The latest numbers from the Julisha ICT Survey report released early this week by the ICT Board, having been carried out by the International Data Corporation show that the online opportunity is growing with over 17 million internet users up from under 10 million only three years ago.
The value extraction from this online audience will obviously be from mobile and electronic commerce that has seen quite abit of activity over recent years, with the creation of marketplaces where users can buy and sell physical good to online directories where consumers can find contacts from validated businesses. Many have tried to get a piece of the action and many have fallen by the way side – both from well heeled initiatives and the bare bones startup ideas.
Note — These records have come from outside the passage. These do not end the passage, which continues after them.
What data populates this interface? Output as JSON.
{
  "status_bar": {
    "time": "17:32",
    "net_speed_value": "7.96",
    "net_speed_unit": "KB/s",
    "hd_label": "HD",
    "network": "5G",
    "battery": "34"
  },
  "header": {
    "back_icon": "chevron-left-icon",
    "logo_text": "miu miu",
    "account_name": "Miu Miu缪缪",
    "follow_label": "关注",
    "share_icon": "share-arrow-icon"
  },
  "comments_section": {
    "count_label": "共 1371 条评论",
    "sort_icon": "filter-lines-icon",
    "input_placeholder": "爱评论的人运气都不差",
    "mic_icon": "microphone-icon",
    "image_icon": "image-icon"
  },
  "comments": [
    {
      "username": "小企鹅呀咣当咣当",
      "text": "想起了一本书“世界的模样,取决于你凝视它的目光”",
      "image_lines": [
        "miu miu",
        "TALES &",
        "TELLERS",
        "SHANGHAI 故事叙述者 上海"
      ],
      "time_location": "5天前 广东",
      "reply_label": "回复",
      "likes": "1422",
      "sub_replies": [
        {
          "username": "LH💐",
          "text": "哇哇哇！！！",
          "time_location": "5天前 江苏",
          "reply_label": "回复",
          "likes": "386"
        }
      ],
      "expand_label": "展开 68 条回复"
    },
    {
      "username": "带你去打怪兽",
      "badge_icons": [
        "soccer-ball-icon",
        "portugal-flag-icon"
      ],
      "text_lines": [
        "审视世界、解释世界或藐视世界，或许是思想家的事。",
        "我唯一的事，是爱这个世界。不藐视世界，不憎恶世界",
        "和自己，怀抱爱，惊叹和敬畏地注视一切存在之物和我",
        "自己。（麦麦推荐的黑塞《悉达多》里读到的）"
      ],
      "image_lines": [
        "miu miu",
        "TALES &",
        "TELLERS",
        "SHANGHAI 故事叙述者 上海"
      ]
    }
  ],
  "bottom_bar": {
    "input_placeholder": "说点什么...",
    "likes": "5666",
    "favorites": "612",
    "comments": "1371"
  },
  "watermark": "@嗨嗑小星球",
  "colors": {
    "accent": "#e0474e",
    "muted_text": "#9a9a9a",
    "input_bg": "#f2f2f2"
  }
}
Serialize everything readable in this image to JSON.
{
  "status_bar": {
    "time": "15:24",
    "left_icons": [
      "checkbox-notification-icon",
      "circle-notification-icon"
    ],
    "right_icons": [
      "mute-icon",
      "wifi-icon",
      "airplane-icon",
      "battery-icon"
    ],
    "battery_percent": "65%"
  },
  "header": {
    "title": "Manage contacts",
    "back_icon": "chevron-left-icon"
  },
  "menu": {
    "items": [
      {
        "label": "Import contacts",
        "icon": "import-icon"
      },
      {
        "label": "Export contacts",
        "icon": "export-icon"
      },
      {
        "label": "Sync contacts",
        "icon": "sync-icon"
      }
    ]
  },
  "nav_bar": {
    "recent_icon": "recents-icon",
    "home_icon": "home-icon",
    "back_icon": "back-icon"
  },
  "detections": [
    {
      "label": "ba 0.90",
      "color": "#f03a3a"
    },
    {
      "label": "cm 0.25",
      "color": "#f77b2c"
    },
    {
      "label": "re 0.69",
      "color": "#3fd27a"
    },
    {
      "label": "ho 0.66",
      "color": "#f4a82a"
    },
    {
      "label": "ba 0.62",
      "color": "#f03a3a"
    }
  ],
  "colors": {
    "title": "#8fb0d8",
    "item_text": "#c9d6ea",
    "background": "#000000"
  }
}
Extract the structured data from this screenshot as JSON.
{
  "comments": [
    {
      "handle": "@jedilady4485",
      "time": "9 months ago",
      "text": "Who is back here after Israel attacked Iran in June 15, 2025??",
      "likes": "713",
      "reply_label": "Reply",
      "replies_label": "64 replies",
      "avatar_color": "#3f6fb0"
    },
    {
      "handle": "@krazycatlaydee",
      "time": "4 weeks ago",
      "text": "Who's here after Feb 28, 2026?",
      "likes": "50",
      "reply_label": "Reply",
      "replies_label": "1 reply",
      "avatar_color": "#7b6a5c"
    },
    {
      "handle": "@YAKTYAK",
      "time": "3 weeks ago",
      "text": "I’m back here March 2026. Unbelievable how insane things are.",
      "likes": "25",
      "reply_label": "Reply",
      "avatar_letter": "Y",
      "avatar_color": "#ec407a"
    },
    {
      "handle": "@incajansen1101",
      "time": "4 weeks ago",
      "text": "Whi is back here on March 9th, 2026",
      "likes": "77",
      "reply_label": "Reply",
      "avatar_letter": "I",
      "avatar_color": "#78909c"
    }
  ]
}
On the business directory front, Nation Media Group made an attempt to take its offline business directory online without much success, opting to partner instead with a third-party. Yellow pages I feel is yet to really stamp its authority in a space that they should have really been leaders in if they innovated right and got onto the mobile band wagon in good time. Mocality of the well oiled Naspers is shutting down. This was one of the services that in my opinion was primed for success as the crowd sourcing model complete with reward system saw them grow what was arguably the most accurate small and medium sized business listing. SME’s drive the most business by volume hence why this approach made sense to me. What I did not agree with were the numerous freebies that were given to these very same businesses, who I believe should at some level pay for value received; whose premium while minimal would make bottom-line sense for Mocality based on the possible volumes.
The online shops with physical product sells have also been around; most prominent by virtue of marketing spend was Kalahari, yet another attempt from the Naspers stable who closed shop in multiple African markets in late 2011. Rocket Internet, a online business incubator brainchild of the Samwer brothers who have cemented themselves as master cloners are making entry into the Kenyan market with Jumia, after tackling the South African market with Zando – which recently announced having reached 10 million consumers.
While there is clearly a market, I am keen to see how these new entrants will tackle issues such as; the lack of proper address systems – which makes logistics a nightmare, true value proposition on prices offered, warehousing or other storage model and of course the return on investment being privy to some of the investments made into some of the initiatives.
In the end, the consumer stands to benefit from successful implementations of online commerce, so all the best to those taking the dive.